Is it time to eat Fluffy in order to save the planet?
I’ve always wanted to read an environmental book that was brutally honest about the size of the sacrifices the greens are demanding of average people. Now Brenda and Robert Vale, two professors at New Zealand’s Victoria University and winners of a United Nations Global 500 Award for Environmental Achievement, have filled that market niche. Their new book is provocatively titled: “Time to Eat the Dog? The Real Guide to Sustainable Living.”
They argue that the carbon pawprint of a typical canine is twice that of an SUV that’s driven 6,000 miles a year. The main reason is all the energy that goes into producing meat for its diet. Keeping a cat is the equivalent of owning a Volkswagen Golf. Two hamsters are as bad for the planet as owning a plasma TV.
In order to stave off global warming, the Vales suggest pet owners swap dogs and cats for creatures they can eat, such as chickens or rabbits. “There is certainly some truth in the fact that if we have edible pets like chickens for their eggs and meat, and rabbits and pigs, we will be compensating for the impact of other things on our environment,” the authors write.
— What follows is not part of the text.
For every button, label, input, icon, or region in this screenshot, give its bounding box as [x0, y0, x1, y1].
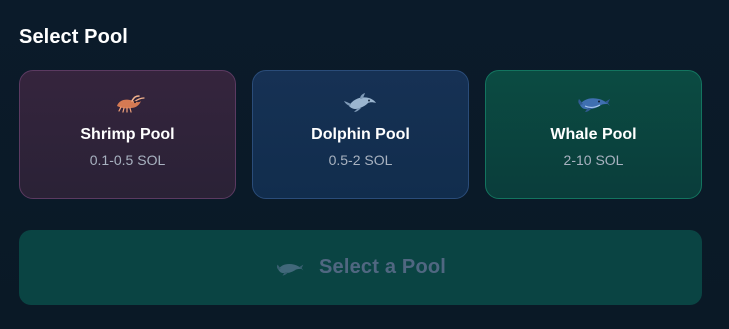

The authors issue a dire warning about the eco-hazards of a wealthy lifestyle. If everyone shared the standard of living of Americans, they say, humanity would need five planet Earths to sustain itself. Thus it’s allegedly time to take drastic measures: People should ride bikes for all but the longest errands, and they should give up holidays. The authors even offer marriage advice: Don’t get divorced until you find a new partner so you can save the environmental cost of maintaining two homes.
Robert Vale says the couple wrote their book because current efforts fall so pitifully short in tackling the world’s environmental problems. “There are so many wussy sustainability books out there. It’s a bit more complex than grocery bags and light bulbs.”
I agree. That’s why getting people to think about eating Fido will help clarify just how far-reaching the aims of radical environmentalists are.